Dalam video berdurasi 45 detik itu terlihat pemandangan Mekkah yang diguyur hujan lebat. Peristiwa ini terjadi pada Selasa subuh, sekitar beberapa saat setelah Mbah Moen berpulang. Padahal, saat ini, Mekkah dan sekitarnya seharusnya tengah berada di puncak musim panas.

"Dan.... Subuh tadi, Ka'bah dan kota Makkah memang diguyur Hujan....," tulis @munawar_am. "Masya Allah....

Video yang diunggah Selasa pukul 10.58 WIB ini pun langsung menjadi magnet bagi warganet. Dipantau pada pukul 20.11 WIB, video tersebut sudah diputar hampir 70 ribu kali. Ribuan likes pun didapat atas unggahan itu.

Warganet pun ikut terenyuh atas video ini. Selain mengucapkan syukur, mereka juga membagikan pendapat mereka atas anomali tersebut.

"Bahkan sampai detik ini pukul 9.30 pagi yg biasanya cuaca sudah panas di kota makkah matahari belum terlihat juga,lahul fatihah," tulis @ju***d_. "Padahal sekarang lg puncak musim panas. Seaakan bumi pun bersedih," imbuh @h_fa****ry.

"Udara pagi ini di syisah raudoh juga redup. Tidak panas seperti biasanya," kata @pen******an. "Dan langitpun menangis, doa kami untuk mbah maimun, semoga husnul khatimah.
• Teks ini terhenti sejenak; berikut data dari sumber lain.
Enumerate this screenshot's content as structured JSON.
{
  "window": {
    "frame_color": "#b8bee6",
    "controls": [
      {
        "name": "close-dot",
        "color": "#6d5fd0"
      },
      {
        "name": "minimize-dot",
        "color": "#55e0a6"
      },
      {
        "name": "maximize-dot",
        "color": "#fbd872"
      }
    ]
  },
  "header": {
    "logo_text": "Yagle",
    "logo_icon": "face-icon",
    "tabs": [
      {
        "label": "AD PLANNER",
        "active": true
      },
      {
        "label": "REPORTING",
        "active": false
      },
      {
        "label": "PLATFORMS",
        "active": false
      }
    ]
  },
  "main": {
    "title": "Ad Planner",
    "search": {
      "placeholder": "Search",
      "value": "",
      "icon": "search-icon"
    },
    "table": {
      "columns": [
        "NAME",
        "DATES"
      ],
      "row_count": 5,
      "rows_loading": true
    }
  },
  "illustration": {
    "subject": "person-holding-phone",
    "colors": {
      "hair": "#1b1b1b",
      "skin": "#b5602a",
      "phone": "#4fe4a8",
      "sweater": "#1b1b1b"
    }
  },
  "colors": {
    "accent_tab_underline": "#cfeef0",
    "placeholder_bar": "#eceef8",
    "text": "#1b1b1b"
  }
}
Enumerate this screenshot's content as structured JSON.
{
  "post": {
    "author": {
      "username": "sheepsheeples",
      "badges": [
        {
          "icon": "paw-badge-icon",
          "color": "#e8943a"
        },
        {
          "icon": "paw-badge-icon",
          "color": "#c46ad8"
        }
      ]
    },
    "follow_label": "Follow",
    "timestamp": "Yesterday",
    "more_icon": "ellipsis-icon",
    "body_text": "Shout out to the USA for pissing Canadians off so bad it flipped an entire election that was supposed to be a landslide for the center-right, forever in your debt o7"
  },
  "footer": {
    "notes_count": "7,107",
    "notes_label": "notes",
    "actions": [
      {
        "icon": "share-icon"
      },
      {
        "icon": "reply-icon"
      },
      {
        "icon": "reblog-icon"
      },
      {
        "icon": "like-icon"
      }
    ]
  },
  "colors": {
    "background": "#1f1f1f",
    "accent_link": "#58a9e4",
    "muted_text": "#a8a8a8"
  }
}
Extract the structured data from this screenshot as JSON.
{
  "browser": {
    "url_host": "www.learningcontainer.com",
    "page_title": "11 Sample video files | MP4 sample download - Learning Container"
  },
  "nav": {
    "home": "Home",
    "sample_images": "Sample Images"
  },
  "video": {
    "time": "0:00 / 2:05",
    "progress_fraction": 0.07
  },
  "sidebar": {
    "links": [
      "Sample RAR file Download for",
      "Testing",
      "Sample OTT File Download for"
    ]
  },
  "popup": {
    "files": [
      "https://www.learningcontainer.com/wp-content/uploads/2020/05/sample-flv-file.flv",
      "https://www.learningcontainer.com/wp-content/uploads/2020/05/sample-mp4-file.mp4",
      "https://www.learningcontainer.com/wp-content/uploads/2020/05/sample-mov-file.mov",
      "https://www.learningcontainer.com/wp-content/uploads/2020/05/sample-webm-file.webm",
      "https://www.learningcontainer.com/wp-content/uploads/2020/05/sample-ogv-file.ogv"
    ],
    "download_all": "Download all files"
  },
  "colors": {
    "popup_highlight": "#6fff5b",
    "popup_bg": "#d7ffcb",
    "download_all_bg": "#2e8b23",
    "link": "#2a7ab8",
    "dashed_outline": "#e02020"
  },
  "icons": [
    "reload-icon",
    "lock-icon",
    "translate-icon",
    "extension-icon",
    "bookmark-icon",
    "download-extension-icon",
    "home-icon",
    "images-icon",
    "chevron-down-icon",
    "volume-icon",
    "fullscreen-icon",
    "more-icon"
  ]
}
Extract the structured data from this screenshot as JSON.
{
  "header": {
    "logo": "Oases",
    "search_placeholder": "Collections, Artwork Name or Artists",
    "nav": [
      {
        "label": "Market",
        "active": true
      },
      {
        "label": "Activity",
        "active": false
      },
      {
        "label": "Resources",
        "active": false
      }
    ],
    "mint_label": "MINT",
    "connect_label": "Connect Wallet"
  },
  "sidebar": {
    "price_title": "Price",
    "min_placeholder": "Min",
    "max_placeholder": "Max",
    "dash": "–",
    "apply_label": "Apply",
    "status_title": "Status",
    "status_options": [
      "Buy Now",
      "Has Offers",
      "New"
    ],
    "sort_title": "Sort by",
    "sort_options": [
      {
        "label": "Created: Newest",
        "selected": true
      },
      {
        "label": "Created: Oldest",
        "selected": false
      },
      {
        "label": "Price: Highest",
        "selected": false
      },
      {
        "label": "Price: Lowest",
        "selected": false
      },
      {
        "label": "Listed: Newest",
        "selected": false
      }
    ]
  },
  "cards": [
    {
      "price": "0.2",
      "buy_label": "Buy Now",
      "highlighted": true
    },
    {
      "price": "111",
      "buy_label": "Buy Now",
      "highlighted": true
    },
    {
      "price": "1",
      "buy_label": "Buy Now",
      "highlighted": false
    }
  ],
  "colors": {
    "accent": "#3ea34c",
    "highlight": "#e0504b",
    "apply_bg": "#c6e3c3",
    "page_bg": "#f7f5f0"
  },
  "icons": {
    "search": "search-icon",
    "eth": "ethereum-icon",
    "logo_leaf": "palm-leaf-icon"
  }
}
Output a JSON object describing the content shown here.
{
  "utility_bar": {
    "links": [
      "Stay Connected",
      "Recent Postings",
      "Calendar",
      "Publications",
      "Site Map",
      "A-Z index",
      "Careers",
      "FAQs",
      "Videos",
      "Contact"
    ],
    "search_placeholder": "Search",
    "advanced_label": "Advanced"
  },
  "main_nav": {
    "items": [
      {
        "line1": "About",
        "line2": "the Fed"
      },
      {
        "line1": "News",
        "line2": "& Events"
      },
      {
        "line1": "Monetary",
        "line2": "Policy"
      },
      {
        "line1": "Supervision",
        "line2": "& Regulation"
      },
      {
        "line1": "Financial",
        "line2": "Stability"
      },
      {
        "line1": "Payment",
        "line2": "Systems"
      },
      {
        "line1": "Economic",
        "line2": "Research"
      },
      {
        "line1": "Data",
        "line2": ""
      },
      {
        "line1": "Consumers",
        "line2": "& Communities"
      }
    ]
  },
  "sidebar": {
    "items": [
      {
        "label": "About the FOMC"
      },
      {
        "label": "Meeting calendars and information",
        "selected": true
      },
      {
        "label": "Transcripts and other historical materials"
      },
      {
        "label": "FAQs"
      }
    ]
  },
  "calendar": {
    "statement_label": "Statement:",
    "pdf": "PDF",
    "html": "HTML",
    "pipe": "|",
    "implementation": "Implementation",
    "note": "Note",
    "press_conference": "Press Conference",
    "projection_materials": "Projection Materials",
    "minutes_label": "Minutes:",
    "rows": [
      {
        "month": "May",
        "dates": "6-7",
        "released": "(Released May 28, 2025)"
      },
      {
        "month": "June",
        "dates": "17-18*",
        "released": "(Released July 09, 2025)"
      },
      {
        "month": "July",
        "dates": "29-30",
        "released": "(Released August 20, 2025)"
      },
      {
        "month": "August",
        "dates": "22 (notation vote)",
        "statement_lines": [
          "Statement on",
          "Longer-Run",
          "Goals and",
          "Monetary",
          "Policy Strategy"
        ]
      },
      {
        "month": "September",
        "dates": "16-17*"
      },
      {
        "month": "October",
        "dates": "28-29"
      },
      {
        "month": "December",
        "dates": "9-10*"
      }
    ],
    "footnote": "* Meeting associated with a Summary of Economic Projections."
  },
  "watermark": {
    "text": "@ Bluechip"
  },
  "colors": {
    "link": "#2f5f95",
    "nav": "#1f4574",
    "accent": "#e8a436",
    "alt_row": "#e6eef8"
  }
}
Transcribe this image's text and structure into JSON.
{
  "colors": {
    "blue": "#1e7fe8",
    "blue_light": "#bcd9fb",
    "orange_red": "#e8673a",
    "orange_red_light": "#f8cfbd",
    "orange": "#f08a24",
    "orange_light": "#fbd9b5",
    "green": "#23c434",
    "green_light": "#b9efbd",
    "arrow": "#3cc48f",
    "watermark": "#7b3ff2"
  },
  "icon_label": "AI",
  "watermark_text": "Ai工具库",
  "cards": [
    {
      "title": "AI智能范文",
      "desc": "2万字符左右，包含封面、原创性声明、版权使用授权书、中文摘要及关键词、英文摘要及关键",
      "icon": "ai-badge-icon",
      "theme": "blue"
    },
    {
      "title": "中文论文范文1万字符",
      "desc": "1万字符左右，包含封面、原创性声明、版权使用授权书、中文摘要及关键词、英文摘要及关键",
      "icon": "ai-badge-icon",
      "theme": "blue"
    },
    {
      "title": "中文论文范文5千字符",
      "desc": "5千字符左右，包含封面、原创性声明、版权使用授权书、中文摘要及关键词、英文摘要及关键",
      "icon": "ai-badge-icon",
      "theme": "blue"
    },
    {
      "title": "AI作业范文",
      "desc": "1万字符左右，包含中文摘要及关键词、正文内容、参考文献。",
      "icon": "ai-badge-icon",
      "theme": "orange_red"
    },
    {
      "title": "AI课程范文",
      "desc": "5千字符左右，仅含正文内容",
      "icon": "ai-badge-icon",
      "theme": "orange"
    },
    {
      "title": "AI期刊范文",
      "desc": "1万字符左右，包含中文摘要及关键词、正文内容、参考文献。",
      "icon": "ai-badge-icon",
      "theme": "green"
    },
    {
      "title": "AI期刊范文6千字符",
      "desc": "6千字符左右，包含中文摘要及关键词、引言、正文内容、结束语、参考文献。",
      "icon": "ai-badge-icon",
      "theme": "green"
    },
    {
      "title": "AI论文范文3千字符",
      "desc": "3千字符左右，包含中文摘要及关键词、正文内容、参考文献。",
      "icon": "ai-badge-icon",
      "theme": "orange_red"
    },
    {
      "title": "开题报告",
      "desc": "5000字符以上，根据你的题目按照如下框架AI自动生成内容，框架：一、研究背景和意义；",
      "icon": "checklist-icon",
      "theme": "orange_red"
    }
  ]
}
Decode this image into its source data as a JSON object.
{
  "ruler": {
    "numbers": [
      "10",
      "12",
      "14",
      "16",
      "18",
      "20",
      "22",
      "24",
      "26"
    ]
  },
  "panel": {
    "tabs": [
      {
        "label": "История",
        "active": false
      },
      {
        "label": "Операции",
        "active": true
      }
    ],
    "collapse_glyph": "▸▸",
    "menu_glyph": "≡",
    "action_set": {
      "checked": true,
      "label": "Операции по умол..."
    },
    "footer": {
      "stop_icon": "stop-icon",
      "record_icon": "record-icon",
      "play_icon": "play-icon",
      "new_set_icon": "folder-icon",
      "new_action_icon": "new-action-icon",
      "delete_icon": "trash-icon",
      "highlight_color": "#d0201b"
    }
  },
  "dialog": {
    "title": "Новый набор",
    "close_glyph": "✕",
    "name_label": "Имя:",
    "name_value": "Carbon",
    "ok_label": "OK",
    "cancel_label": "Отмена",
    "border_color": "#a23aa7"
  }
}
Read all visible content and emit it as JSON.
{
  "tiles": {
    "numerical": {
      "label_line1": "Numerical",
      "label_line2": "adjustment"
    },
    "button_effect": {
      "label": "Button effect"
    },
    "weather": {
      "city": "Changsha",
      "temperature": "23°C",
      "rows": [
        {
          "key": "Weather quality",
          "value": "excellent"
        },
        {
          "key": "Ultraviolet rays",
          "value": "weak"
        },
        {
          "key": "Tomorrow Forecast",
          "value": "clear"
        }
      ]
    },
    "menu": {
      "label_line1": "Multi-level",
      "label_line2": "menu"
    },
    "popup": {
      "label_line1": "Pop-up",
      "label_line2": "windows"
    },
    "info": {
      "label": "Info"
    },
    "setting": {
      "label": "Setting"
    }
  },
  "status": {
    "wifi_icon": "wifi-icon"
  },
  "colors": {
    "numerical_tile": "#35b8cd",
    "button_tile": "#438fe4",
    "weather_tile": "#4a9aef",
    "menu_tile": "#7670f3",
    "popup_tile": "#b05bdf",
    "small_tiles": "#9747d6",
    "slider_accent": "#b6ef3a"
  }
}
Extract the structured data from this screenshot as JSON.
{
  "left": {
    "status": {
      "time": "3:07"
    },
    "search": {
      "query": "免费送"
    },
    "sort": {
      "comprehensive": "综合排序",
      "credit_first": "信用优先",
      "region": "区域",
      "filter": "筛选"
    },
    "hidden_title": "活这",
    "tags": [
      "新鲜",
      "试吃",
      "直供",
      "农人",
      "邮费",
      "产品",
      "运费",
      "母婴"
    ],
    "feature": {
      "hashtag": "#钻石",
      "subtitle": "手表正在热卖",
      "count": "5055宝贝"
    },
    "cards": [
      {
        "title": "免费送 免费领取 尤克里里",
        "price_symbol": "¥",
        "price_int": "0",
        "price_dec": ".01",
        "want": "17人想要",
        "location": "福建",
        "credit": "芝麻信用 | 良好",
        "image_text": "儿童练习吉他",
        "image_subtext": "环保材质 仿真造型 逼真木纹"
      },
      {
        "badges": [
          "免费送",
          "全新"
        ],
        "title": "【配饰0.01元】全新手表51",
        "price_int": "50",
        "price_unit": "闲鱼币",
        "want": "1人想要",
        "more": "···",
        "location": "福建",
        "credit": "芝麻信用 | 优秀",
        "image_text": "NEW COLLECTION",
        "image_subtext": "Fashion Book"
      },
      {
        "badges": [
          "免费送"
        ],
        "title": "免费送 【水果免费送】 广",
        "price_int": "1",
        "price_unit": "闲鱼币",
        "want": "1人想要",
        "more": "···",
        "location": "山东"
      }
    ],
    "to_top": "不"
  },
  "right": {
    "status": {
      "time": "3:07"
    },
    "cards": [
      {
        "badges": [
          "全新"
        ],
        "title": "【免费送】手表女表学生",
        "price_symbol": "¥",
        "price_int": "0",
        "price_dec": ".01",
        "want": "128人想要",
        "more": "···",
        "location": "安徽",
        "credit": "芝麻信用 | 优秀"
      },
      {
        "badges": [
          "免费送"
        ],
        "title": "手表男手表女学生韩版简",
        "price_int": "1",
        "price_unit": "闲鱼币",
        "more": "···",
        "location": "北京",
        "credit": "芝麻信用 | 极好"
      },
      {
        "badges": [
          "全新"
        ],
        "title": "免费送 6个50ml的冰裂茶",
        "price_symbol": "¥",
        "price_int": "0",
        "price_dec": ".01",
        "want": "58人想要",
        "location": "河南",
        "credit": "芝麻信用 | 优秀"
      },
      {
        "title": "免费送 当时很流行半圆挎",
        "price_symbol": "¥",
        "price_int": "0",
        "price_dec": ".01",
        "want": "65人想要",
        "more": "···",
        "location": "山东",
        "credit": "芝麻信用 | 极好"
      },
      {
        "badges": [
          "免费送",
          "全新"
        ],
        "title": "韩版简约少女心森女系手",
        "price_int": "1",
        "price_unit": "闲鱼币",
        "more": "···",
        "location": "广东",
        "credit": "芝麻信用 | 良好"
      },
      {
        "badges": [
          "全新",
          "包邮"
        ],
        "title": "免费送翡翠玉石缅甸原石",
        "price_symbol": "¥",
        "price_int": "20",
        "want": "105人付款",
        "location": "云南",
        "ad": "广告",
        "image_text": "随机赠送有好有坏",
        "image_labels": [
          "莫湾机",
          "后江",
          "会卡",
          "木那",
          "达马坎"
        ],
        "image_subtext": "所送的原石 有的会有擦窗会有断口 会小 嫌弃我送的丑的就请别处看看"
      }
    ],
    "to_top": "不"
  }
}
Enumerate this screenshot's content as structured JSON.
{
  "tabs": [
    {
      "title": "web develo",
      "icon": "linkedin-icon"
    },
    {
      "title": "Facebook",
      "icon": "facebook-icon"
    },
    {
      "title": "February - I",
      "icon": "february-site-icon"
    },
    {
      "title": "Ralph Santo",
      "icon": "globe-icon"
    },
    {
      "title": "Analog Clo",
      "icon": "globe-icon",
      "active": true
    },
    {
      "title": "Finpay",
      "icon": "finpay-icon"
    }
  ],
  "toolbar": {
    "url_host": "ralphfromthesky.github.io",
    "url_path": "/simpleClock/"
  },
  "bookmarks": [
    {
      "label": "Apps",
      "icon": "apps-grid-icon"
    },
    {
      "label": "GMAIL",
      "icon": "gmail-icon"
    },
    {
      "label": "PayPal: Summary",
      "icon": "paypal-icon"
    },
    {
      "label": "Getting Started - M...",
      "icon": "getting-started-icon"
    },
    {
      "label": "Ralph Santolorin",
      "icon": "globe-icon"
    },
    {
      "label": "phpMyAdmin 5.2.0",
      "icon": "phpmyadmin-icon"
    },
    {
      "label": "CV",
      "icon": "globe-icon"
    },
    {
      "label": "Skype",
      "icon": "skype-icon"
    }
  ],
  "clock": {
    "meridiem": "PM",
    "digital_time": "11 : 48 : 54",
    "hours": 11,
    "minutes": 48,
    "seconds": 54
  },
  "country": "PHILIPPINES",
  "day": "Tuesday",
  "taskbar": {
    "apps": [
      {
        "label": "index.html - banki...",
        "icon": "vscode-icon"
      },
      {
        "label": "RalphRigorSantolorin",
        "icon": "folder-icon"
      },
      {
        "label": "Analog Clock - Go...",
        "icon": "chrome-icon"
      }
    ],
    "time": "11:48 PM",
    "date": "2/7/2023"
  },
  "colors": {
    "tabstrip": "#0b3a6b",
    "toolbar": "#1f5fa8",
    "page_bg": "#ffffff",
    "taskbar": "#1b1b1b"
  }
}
Aamiin," timpal @Ta****g9.

"Bumipun ikut bersedih, tatkala Kyai besar kita Syaikhonah Maimun Zubair meninggalkan dunia yang fana ini. Al fatihah," tulis @dedd*******zma. "Ia pergi memenuhi panggilan yang maha cinta dan masih mninggalkan berkah bagi yang di bumi atas kepergiannya," tambah @_p****nto.
Sementara itu, diketahui jenazah almarhum telah dikebumikan di Pemakaman Umum Jannatul Ma'la, Mekkah pada sore hari tadi. Sebelumnya jenazah disemayamkan di Kantor Urusan Haji Indonesia (KUHI) dan disalatkan di Masjidil Haram .[*]



TerPopuler

close
loading...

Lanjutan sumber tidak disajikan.